L'histoire :
William est scénariste professionnel et il explique son métier au lecteur. En gilet-cravate, pipe à la bouche, bien peigné avec la raie sur le côté, il nous accueille chez lui, en toute simplicité, avec beaucoup de naturel. Il explique que jusqu’à ses 30 ans, il a fait beaucoup d’heroïc-fantasy, avec des orcs et des guerrières dévêtues, mais que maintenant, c’est fini. Enfin, depuis qu’il a 31 ans, il a mûri, quoi. Sûr de lui et de son talent, il explique que tout part d’une note d’intention. Par exemple : un gamin des favelas découvre qu’il est le dernier héritier des Kennedy ; à la suite d’un bug informatique, il est propulsé directeur de la CIA et le voilà poursuivi par une horde de parachutistes ninjas qui veulent sa peau ; pour donner une couleur politique, il couche avec la femme du président des USA. Voilà, c’est ça l’inspiration. Parfois son éditeur l’appelle aussi pour lui demander de produire un travail sur commande. Généralement on lui demande de faire du grand-public, du passe-partout consensuel, du médiocre bien lisse, qui n’effraie pas la ménagère, une écriture sans prétention et pas terrible. Et William est le nom idéal pour ce genre de chose…

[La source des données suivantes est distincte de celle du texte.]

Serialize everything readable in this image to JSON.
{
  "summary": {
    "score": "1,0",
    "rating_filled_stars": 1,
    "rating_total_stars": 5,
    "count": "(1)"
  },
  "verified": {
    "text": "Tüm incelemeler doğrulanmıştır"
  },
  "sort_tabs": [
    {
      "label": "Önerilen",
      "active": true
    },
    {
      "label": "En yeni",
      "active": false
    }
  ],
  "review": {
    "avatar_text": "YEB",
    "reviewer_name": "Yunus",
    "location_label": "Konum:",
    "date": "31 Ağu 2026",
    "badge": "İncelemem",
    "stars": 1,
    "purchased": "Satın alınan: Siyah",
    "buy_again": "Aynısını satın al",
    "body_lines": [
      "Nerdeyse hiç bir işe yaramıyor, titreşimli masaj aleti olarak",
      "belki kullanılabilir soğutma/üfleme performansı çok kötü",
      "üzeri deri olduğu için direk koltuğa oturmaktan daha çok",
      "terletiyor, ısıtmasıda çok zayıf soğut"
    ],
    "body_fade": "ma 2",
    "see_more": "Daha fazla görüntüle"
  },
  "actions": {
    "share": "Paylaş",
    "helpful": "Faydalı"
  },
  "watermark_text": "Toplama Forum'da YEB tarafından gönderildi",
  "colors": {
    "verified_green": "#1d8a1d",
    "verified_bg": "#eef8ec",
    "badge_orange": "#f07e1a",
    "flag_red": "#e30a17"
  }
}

Ce qu'on en pense sur la planète BD :
Entre faux reportage et recueil de strips, James nous explique le formidable métier de scénariste (de bande dessinée). Le directeur de la collection Pataquès s’auto-édite et prouve qu’il sait dessiner de manière autrement plus réaliste que ses traditionnels personnages zoomorphiques. En revanche, ce qui ne change pas, c’est l’axe caustique et sa capacité à l’autodérision. Son personnage de scénariste est un peu prétention, boursouflé d’ego, misogyne, persuadé d’être arrivé au sommet de son art. En fil rouge, il explique en toute simplicité qu’il est capable d’écraser la concurrence s’il en a envie, mais qu’il ne le fait pas, parce qu’il n’est pas comme ça, William. James varie les situations, comme autant de dimensions du métier (face à l’éditeur, au public, à l’inspiration, à sa mère, à son dessinateur…) mais peu les décors, volontairement tristes comme un bureau sans âme et complétés d’une colorisation terne de 2-3 aplats maxi. Parfois, il change de registre graphique et délivre des strips plus courts (horizontaux) façon Peanuts, avec des personnages plus caricaturaux à grosses têtes. Surtout, James place régulièrement son lecteur dans la peau d’un journaliste imaginaire en reportage, qui s’adresse parfois à William dans des encadrés narratifs. Il joue ainsi avec la mise en abyme et implique le lecteur à la propre inspiration.